On 11/24/25 3:01 PM, Michael S. Tsirkin wrote:
> On Wed, Nov 19, 2025 at 01:15:16PM -0600, Daniel Jurgens wrote:
>> When probing a virtnet device, attempt to read the flow filter

>> +    for (i = 0; i < ff->ff_mask->count; i++) {
>> +            if (sel->length > MAX_SEL_LEN) {
>> +                    WARN_ON_ONCE(true);
>> +                    err = -EINVAL;
>> +                    goto err_ff_action;
>> +            }
>> +            real_ff_mask_size += sizeof(struct virtio_net_ff_selector) + 
>> sel->length;
>> +            if (real_ff_mask_size > ff_mask_size) {
>> +                    WARN_ON_ONCE(true);
>> +                    err = -EINVAL;
>> +                    goto err_ff_action;
>> +            }
>> +            sel = (void *)sel + sizeof(*sel) + sel->length;
>> +    }
> 
> 
> I am trying to figure out whether this is safe with
> a buggy/malicious device which passes count > VIRTIO_NET_FF_MASK_TYPE_MAX

It should be safe.

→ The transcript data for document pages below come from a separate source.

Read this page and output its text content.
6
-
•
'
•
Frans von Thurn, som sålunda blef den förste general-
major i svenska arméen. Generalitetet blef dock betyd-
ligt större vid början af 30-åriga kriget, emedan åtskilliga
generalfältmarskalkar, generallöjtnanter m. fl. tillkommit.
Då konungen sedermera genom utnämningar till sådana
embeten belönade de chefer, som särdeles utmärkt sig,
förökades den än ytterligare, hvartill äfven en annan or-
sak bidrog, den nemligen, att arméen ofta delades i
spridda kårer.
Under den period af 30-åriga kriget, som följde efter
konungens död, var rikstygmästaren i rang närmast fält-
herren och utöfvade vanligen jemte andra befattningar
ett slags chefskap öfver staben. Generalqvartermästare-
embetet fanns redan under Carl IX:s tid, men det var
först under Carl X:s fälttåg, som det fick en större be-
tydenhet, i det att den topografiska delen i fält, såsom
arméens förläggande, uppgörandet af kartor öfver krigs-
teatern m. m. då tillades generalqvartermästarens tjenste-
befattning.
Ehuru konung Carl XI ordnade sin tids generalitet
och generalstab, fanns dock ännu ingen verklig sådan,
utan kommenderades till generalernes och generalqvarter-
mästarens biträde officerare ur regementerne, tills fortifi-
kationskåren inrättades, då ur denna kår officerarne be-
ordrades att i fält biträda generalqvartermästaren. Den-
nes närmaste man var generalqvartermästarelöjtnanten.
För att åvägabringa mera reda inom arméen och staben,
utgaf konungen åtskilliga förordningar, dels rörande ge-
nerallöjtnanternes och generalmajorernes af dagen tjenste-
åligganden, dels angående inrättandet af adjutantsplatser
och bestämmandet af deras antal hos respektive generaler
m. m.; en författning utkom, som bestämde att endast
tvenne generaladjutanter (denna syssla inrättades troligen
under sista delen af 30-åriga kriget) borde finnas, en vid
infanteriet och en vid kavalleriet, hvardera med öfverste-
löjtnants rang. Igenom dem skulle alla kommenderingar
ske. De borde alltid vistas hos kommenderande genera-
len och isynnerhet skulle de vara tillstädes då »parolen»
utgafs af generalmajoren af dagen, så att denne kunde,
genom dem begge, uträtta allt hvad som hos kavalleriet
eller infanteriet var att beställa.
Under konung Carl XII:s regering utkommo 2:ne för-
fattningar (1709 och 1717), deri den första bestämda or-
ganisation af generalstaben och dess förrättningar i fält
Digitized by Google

The count is u8, so it's bounded at a low number of
iterations. We shouldn't overrun the allocated memory with the existing
checks.

> 
> 
> In fact, what if a future device supports more types?
> There does not need to be a negotiation about what driver
> needs, right?
> 

I think I should a check of the type, check that each type is only set
once. And break if I hit a type >= VIRTIO_NET_FF_MASK_TYPE.

I think that should be sufficient. If the spec is ever expanded to
include more selector types it would have to insist they come after the
existing ones. The MAX_SEL_LEN check will come after the break on unkown
type.

Then it should be able to maintain compatibility with newer controllers.